Matt Darey has been one of the pioneers of trance since its early beginnings in 1994 with the release of his first (Goah Trance) record “Li Kwan – Point zero” one of Oakenfolds pinnacle tracks. Since then the Matt Darey style has been a major influence on the next generation of trance producers such as Michael Woods (Who was trained by Matt), Above and Beyond, Darren Tate, Neo and Ferina…….etc.

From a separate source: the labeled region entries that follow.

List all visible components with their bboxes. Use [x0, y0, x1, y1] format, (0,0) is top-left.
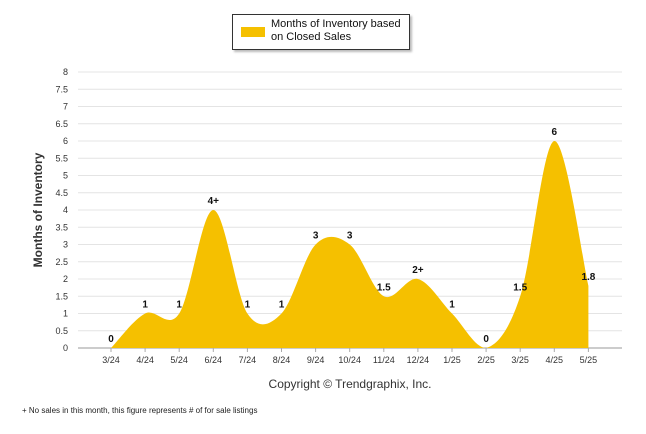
- data-label: 2+: [412, 265, 424, 276]
- data-label: 1: [176, 300, 182, 311]
- series-area: [111, 140, 589, 348]
- x-tick-label: 11/24: [373, 355, 395, 365]
- x-tick-label: 7/24: [239, 355, 257, 365]
- y-tick-label: 3: [63, 240, 68, 250]
- x-tick-label: 5/25: [580, 355, 598, 365]
- y-tick-label: 1: [63, 309, 68, 319]
- y-tick-label: 5.5: [55, 153, 68, 163]
- x-tick-label: 12/24: [407, 355, 430, 365]
- x-tick-label: 10/24: [338, 355, 361, 365]
- x-tick-label: 2/25: [477, 355, 495, 365]
- legend-label: Months of Inventory based on Closed Sale…: [271, 18, 401, 43]
- data-label: 1.8: [581, 272, 595, 283]
- y-tick-label: 0.5: [55, 326, 68, 336]
- legend-swatch: [241, 27, 265, 37]
- y-tick-label: 0: [63, 343, 68, 353]
- y-tick-labels: 0 0.5 1 1.5 2 2.5 3 3.5 4 4.5 5 5.5 6 6.5 7 7.5 8: [55, 67, 68, 353]
- x-tick-label: 6/24: [205, 355, 223, 365]
- data-label: 1: [245, 300, 251, 311]
- y-tick-label: 2: [63, 274, 68, 284]
- x-tick-label: 8/24: [273, 355, 291, 365]
- data-label: 1: [279, 300, 285, 311]
- data-label: 6: [552, 127, 558, 138]
- y-axis-label: Months of Inventory: [31, 152, 45, 267]
- x-tick-label: 5/24: [170, 355, 188, 365]
- data-label: 0: [483, 334, 489, 345]
- y-tick-label: 6.5: [55, 119, 68, 129]
- y-tick-label: 2.5: [55, 257, 68, 267]
- data-label: 1: [449, 300, 455, 311]
- data-label: 0: [108, 334, 114, 345]
- y-tick-label: 4: [63, 205, 68, 215]
- legend: Months of Inventory based on Closed Sale…: [232, 14, 410, 50]
- x-tick-label: 1/25: [443, 355, 461, 365]
- y-tick-label: 8: [63, 67, 68, 77]
- data-label: 3: [313, 231, 319, 242]
- y-tick-label: 7.5: [55, 84, 68, 94]
- footnote: + No sales in this month, this figure re…: [22, 406, 258, 415]
- data-label: 1.5: [377, 282, 391, 293]
- data-label: 4+: [208, 196, 220, 207]
- x-tick-label: 4/24: [136, 355, 154, 365]
- data-label: 3: [347, 231, 353, 242]
- x-tick-label: 3/25: [511, 355, 529, 365]
- area-fill: [111, 140, 589, 348]
- x-tick-label: 4/25: [546, 355, 564, 365]
- x-tick-labels: 3/24 4/24 5/24 6/24 7/24 8/24 9/24 10/24 11/24 12…: [102, 348, 597, 365]
- data-labels: 0 1 1 4+ 1 1 3 3 1.5 2+ 1 0 1.5 6 1.8: [108, 127, 596, 345]
- data-label: 1: [142, 300, 148, 311]
- y-tick-label: 1.5: [55, 291, 68, 301]
- y-tick-label: 3.5: [55, 222, 68, 232]
- y-tick-label: 6: [63, 136, 68, 146]
- copyright-text: Copyright © Trendgraphix, Inc.: [269, 377, 432, 391]
- y-tick-label: 7: [63, 102, 68, 112]
- x-tick-label: 9/24: [307, 355, 325, 365]
- y-tick-label: 5: [63, 171, 68, 181]
- x-tick-label: 3/24: [102, 355, 120, 365]
- y-tick-label: 4.5: [55, 188, 68, 198]
- data-label: 1.5: [513, 282, 527, 293]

“I started off making music back at School when I hooked up with my friend Jamie White. We formed a live four piece band, I was the singer Jamie played keys and we wrote most of the songs together. Fortunately there are no known surviving copies of the tunes we made!!!!! After a couple of years I went off to do a Degree in Marketing and Jamie went off to live in Australia. It was around 1992 when I started to get into the rave scene in the U.K. There was a budding Drum and bass scene in my home town Leicester…… I got right on board and started to make mad breakbeat tunes. I didn’t really attend my degree classes much over three years. I knew it was just a way to delay getting a real job while I decided what I wanted to do in life. It was only in the last few months of the final year of my Degree that it dawned on me……..shit……Final Exams…..Argggghhhhhhh!!!!! Each student had to do a final year thesis on a ficticious product. The only way I was gonna pass my Degree was to excel at this so I decided to make a real product and do what I love most……… I called it “The Marketing of a Rave record”. I got a student loan and pressed up a thousand copies of my track “Overdose”. I went round loads of record shops and raves giving out promo’s and selling copies and within two weeks I’d sold the lot. There was a bit of a buzz going on from the copies I’d sold so I convinced a Distributer to stock it, borrowed some more money and pressed and sold another few thousand. I knew that from now on I wanted to make tunes.
About the same the same time Jamie’s Australian visa ran out. He only went over there back packing and landed himself a massive record deal. Even so, the goverment threw him out of the country so it never got off the ground. Within a couple of weeks of him coming back to the U.k we started making tunes again and sent off demo’s to all the rave labels at the time. The day before the BPI awards we set of to London to follow up our demo’s. Just by chance we were sitting in the office of a very small record label playing our demo tape when some big shot from New York’s Sire Records called Seymour Stien (the man who signed Madonna) rang the guy in the office.